Later several of the girls came and joined us, including Typhoo, Little Alice, and Wednesday Lulu. Little Alice was a plump little partridge of a girl, loaded with bangles and dangling earrings, who shook like a jelly with perpetual giggles. Wednesday Lulu was silent and watchful, with a round smooth face in which her eyes looked like slits cut from an alabaster mask. She never spoke without deliberation. Typhoo, however, gabbled irrepressibly, and was presently launched into an account of a curious experience the night before, when she had been told by one of the waiters that there was a man outside the bar who wanted a girl but refused to come in. Typhoo had gone out onto the quay and found the man seated in a rickshaw. He had been the captain of a merchant ship. She had been very impressed.

“Sure, he was proper ship captain—big man,” she said. She talked with the vivacity and gesticulations of a Latin. “Sure, proper big man. He say, ‘How much all night?' I say, ‘Hundred Hong Kong dollar,' because a big man like that must get plenty lot of money. But he get chokka, he say, ‘What you take me for? Yankee? Me no Yankee—me English. I give you thirty Hong Kong dollar.' I say, ‘What for? Short-time?' He say, ‘No, all night.' I say, ‘I know you're ship captain but you must be crazy in the head!'”

They had finally compromised at sixty dollars—about four pounds—and had gone up to one of the rooms.
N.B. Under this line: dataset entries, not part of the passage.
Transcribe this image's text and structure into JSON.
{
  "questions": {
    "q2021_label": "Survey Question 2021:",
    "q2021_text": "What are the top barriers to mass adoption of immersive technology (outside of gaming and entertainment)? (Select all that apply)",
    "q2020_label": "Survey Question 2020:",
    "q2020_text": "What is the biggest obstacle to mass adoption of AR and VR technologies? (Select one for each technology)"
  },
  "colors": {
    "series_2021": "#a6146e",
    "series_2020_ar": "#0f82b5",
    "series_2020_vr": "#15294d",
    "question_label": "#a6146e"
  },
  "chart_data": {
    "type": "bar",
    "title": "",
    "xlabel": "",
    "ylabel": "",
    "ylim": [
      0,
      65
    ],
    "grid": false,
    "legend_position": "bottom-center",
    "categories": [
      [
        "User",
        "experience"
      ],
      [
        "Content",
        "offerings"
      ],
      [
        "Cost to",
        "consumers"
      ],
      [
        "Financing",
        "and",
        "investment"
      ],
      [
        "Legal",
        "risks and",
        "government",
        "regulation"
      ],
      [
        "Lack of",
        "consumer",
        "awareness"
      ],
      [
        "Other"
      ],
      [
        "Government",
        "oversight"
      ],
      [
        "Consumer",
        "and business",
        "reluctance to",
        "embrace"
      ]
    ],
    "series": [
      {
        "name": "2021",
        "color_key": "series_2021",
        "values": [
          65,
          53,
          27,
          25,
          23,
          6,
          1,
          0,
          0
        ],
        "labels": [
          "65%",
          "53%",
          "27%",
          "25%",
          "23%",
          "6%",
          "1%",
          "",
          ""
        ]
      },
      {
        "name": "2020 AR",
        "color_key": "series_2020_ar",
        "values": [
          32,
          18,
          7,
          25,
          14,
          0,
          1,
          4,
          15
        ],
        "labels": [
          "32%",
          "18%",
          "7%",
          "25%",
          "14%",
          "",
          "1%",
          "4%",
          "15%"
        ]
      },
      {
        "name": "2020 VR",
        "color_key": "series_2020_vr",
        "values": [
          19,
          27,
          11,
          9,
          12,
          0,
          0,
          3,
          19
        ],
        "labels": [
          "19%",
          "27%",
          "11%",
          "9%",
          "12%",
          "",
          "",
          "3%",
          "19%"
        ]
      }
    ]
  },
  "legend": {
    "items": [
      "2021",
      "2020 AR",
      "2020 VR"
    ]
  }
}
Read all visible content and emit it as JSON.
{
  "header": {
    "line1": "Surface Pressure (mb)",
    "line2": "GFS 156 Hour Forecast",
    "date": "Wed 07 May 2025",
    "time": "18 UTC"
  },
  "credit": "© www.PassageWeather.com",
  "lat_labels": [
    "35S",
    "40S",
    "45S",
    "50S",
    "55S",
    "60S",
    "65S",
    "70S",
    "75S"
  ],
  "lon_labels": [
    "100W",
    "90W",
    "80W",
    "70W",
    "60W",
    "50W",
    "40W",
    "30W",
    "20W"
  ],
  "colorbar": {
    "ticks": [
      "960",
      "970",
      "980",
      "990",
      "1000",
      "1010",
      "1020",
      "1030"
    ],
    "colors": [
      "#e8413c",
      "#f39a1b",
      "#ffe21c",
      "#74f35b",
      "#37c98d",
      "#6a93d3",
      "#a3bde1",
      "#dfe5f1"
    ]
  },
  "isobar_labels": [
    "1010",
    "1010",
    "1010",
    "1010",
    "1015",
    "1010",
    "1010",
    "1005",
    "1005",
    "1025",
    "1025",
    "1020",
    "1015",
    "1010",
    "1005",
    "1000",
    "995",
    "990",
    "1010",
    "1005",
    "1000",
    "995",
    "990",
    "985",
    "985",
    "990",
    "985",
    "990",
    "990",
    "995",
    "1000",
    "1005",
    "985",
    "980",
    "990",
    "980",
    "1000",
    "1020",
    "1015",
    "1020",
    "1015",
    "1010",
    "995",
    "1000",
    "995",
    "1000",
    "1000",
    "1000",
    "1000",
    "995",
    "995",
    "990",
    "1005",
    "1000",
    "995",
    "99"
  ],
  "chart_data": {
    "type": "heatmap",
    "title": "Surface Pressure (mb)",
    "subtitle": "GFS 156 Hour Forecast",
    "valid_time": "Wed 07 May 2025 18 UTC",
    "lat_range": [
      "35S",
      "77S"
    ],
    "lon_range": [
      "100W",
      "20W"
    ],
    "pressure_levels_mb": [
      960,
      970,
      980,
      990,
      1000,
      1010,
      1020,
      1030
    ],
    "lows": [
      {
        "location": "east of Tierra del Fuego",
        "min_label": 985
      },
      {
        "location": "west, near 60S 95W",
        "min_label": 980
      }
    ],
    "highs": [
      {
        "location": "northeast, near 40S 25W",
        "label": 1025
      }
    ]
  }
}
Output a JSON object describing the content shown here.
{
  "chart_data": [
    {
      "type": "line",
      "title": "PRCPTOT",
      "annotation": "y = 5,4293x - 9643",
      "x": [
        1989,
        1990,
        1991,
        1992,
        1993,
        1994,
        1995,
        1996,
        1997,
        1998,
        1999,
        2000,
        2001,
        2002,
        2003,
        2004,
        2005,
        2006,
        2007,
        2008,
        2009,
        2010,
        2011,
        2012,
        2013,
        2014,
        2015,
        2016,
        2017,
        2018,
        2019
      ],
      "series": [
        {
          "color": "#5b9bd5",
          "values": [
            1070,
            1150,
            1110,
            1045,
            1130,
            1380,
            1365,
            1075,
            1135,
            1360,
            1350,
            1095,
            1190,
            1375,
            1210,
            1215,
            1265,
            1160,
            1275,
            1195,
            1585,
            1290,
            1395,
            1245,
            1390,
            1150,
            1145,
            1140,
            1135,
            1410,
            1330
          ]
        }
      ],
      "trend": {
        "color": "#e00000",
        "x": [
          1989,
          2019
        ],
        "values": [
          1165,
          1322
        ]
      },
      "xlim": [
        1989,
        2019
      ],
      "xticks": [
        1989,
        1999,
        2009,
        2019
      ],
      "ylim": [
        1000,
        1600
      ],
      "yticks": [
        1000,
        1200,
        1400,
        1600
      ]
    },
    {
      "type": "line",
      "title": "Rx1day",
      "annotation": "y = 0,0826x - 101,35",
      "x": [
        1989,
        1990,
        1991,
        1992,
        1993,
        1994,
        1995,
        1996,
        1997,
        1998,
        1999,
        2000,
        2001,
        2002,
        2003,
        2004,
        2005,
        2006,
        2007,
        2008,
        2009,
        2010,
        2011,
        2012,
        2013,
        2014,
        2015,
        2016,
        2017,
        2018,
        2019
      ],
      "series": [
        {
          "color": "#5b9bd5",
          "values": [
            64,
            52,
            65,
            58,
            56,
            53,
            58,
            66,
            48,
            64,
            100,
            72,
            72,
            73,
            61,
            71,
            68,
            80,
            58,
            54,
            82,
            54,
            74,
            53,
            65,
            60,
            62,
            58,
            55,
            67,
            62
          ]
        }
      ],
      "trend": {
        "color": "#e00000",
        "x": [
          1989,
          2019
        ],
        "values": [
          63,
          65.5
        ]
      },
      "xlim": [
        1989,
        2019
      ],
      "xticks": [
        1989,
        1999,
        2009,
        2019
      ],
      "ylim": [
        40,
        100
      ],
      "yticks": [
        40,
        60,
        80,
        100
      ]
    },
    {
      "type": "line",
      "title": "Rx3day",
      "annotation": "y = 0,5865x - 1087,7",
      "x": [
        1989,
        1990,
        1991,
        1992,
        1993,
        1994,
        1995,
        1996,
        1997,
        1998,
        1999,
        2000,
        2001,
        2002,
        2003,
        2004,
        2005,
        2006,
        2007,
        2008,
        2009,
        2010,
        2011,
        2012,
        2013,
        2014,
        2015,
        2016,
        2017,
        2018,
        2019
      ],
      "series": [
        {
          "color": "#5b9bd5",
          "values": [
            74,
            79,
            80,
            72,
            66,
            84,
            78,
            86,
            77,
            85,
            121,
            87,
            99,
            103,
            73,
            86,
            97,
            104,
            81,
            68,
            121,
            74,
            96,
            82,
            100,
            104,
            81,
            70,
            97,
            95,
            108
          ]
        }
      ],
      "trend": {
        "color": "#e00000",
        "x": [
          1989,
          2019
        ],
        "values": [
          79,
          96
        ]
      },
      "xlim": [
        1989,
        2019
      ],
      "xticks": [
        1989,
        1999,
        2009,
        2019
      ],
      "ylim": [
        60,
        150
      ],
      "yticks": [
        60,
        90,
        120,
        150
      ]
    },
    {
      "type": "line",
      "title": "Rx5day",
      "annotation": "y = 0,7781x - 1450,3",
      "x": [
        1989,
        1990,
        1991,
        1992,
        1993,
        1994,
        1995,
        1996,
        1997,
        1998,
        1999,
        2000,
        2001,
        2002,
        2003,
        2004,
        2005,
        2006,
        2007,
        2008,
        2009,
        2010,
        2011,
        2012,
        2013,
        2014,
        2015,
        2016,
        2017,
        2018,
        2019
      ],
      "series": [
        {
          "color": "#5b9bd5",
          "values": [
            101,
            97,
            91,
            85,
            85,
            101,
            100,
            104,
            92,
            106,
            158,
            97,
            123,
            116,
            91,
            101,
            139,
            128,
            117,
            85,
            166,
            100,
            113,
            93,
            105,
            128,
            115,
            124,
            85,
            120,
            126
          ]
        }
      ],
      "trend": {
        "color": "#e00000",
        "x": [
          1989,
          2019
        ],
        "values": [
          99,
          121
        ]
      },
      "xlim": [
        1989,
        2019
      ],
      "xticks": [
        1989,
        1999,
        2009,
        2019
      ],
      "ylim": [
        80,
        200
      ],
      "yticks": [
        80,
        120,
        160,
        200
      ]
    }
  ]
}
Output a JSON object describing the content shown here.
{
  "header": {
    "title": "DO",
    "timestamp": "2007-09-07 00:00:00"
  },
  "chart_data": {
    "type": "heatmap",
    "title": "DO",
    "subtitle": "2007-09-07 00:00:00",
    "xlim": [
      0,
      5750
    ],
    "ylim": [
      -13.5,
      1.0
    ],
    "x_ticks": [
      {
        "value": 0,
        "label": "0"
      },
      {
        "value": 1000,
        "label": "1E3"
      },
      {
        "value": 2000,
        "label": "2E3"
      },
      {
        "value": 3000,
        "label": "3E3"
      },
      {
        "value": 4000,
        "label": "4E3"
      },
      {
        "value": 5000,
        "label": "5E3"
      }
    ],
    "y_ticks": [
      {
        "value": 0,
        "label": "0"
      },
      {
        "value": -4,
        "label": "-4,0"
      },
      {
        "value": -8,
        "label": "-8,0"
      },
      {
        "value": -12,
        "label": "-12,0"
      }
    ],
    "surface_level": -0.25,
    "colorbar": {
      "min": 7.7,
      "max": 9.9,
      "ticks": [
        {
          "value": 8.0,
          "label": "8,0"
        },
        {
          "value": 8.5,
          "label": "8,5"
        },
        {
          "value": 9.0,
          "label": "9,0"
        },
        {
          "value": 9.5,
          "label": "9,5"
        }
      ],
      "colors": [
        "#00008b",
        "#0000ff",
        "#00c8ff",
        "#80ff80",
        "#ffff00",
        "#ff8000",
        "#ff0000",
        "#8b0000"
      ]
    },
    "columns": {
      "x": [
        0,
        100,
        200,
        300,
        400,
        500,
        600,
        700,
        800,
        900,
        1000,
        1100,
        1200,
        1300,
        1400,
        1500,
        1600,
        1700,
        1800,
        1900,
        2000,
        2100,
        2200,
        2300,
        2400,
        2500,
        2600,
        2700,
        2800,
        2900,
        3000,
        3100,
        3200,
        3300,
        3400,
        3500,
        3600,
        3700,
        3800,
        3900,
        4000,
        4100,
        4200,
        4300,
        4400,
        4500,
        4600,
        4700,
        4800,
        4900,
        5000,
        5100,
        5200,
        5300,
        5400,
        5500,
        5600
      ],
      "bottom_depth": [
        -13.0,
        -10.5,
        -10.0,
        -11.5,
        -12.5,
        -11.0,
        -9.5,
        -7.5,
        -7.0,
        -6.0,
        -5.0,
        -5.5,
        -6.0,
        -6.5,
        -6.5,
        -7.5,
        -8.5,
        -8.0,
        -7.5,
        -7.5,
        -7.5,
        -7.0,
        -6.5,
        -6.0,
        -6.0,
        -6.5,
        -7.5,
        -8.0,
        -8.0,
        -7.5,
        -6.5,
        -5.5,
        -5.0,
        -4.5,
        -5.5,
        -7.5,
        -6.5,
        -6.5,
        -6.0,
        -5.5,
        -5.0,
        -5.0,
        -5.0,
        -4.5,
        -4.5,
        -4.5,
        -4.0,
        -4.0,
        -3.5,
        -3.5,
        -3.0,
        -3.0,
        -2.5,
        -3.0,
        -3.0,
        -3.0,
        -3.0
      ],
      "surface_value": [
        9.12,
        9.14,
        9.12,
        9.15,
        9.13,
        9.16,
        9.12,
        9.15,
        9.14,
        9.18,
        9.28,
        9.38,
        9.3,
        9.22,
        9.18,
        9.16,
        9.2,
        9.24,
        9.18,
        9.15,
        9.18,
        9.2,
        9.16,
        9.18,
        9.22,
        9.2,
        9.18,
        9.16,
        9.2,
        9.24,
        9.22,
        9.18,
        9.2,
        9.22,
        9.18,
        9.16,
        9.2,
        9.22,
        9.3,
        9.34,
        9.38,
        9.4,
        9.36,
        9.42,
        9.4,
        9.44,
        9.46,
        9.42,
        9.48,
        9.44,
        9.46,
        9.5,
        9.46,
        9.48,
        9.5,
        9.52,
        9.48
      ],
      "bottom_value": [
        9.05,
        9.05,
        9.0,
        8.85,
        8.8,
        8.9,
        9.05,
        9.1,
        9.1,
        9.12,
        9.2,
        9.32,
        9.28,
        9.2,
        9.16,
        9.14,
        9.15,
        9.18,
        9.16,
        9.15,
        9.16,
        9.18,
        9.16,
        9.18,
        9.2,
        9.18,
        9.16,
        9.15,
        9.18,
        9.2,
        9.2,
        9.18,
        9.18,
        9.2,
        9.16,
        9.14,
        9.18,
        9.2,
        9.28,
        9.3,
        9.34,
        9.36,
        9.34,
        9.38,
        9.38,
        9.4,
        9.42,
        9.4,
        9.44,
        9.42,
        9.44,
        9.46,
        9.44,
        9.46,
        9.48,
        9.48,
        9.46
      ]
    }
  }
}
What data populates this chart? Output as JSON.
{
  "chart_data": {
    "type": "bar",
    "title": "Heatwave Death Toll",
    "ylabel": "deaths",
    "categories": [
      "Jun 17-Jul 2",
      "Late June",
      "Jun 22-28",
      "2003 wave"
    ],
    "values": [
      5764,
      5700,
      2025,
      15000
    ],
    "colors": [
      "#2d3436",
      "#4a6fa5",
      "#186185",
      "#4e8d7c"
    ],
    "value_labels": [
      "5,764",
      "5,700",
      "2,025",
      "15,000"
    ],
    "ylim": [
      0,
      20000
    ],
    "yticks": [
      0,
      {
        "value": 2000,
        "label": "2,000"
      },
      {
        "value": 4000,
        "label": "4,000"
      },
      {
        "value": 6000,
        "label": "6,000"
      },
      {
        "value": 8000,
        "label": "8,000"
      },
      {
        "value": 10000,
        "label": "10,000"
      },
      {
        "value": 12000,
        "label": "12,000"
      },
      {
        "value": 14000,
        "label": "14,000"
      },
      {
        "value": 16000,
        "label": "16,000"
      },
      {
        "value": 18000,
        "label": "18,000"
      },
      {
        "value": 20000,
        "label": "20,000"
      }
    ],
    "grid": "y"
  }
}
Presently, after the Captain had worked off his first ardor, Typhoo had felt like a gossip with her girl friends before settling down for the night, and had asked the Captain to excuse her for half an hour. However, upon reaching the bar she had found herself without her handbag, which she had left upstairs—and which contained, among other items, the Captain's sixty dollars paid in advance. But after all, she had thought, a ship's captain was a man to be trusted. She wouldn't bother to go back for it. However, half an hour later, returning to duty, she had been greeted on the landing by the floor boy, announcing, “Typhoo, your boy friend went off twenty minutes ago.” Well! So he had pinched the money after all! A ship's captain—a big man like that! She had dashed along to the room. Her handbag had still been on the dressing table where she had left it. She had wrenched it open—and gaped in astonishment. The money was still there—every cent of it!

And now Typhoo was really worried. If he had not stolen anything, why on earth had he gone off? She could not understand.

“He pay out plenty money altogether, you know,” she said. “Rickshaw, ten dollar. Room, ten dollar. Make-lovey, sixty dollar. Altogether eighty dollar! All right, then why he run off after one short-time? Why? What happen?”

Little Alice was simmering with giggles. “Maybe he no like the way you make lovey,” she said, and the giggles boiled over.

Typhoo grinned. “Everybody like the way I make lovey. Plenty boys tell me, ‘Sure, you got a funny face, Typhoo, but I sooner have a short-time with you than all night with a big-bosom Yankee film star!'”

Wednesday Lulu, who had been thinking very hard, said carefully, “I think he had a wife.”

“That ship captain?” Typhoo said. “Sure, he told me. He got a wife back in England.”

“Then perhaps it was like this,” Wednesday Lulu said solemnly. “First he wants a girl very badly, so he forgets about his wife. He catches a girl, makes love. Then inside he feels different. He remembers his wife. He thinks, ‘I'm bad, very bad!' He feels very ashamed. So he runs off.”